History

Storage Sensor Sampling¶

Storage Accounting with Sampling/Monitoring¶

There has been much discussion about the sampling of stored data quantities to obtain usage for UR markup.
We start with these axioms:

Data storage is a continuous usage i.e. it has a start time and an end time or duration.
There are two mechanisms to calculate this being considered:
- record all operations which write to the storage device and delete from storage device
  e.g. a gridftp server modified to record I/O inbound and delete operations
- measure usage periodically
  e.g. for a disk on a linux system using e.g. du

This lead on to the understanding that there would be inaccuracies in sampling process resulting in two proposals:

URs do not specify a time period
- Any time period would make the record in itself inaccurate.
- Resources instead publish status information: the total size of all files stored (total allocation was also discussed) to the accounting systems via URs
- UR consumer would then derive an average/max/min value over a period of time for accounting using whatever algorithm they wished
URs specify a time period
- URs would contain a self consistent usage value
- URs would not reflect the dynamics of the usage

Storage UR will specify a start and end time
- To be set by the sensor/Resource-Provider
- and subject only to local policy decisions
- (Resource provider or service software is in best place to determine sampling rates)
Storage UR will present a data size value: N (bytes or other similar specified units c.f.
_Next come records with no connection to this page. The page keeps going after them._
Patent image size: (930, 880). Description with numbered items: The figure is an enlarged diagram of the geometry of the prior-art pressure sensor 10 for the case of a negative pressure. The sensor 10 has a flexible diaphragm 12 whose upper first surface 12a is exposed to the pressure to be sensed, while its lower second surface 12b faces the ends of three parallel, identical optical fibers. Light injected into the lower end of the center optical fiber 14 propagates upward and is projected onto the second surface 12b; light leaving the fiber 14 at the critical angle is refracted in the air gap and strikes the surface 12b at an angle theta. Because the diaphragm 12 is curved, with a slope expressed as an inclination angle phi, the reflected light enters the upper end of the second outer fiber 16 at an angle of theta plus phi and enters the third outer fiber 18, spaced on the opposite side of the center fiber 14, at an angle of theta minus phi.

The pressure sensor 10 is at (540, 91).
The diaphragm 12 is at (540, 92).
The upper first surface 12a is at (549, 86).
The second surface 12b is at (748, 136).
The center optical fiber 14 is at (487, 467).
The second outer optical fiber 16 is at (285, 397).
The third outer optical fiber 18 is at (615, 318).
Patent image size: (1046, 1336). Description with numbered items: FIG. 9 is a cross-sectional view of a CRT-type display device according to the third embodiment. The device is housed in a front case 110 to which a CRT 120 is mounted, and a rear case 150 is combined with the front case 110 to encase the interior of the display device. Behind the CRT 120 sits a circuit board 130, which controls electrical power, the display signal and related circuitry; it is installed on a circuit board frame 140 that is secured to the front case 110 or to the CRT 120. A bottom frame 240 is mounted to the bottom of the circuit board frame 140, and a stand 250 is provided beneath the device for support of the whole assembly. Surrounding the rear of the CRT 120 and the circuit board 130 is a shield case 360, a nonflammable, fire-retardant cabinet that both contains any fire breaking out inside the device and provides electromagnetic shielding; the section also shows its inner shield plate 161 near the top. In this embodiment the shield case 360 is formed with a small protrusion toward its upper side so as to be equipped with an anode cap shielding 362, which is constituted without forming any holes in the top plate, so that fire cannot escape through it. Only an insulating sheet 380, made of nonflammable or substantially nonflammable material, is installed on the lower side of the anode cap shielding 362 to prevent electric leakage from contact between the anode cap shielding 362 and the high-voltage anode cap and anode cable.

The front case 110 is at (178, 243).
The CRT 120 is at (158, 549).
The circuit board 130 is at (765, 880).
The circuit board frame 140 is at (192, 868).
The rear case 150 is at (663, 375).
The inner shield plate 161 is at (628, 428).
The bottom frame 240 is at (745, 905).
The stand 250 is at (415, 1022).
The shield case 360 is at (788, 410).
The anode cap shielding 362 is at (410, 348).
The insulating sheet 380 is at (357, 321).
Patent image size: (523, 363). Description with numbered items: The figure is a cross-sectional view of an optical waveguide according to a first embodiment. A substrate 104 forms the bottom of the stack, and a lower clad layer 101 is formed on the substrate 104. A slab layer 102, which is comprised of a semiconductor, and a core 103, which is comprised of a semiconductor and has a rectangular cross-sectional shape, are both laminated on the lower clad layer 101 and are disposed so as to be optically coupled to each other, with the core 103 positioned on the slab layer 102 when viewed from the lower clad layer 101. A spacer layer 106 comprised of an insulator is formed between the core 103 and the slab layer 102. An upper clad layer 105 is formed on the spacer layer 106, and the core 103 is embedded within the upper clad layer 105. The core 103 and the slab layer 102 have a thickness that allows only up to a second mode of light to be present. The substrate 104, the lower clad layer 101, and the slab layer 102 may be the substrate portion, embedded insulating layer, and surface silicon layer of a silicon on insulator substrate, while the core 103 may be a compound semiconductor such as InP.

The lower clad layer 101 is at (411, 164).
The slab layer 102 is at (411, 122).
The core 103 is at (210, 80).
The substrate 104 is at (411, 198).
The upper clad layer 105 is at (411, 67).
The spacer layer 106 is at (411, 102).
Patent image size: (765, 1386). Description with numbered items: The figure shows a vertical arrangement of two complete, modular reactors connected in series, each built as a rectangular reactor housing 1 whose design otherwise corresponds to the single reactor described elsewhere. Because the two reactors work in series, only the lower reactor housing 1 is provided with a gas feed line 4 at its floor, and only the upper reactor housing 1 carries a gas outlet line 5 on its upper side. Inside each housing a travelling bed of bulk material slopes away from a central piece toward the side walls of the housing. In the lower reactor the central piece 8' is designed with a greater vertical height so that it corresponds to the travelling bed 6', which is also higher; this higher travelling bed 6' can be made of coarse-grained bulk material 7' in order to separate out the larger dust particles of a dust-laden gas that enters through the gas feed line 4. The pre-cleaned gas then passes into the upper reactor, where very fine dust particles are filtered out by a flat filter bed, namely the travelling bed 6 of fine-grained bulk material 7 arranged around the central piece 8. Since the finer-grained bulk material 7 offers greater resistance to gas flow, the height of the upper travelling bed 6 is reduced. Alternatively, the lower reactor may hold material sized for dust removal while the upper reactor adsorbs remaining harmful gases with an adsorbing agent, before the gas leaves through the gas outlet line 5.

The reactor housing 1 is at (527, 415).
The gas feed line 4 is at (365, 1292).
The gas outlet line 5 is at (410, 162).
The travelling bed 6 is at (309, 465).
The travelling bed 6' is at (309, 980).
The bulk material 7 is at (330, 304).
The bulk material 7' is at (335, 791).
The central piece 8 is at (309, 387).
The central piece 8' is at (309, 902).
UR v1)
- i.e. not an integral value
- UR will not mandate how this value is achieved so long as it is a reasonable mechanism and is described publicly for the user to consume
Storage UR data size value will be interpreted by UR consumers as an average constant value across the time period

Allowing resource providers to determine their UR start/end time could in principle lead to very many very short period URs in the system.
- It needs to be noted that granularity will determine performance and therefore we need to request of service providers that they cut appropriately coarse grained URs.
- Sampling can still be done as often as necessary for accuracy purposes but the resulting published UR needs to consider publishing average usage over a suitably long time baseline UR.
Would it be sensible to provide metadata in the UR to indicate the sampling process used?
Would it be sensible to provide metadata to indicate whether the value comes from a sampling mechanism?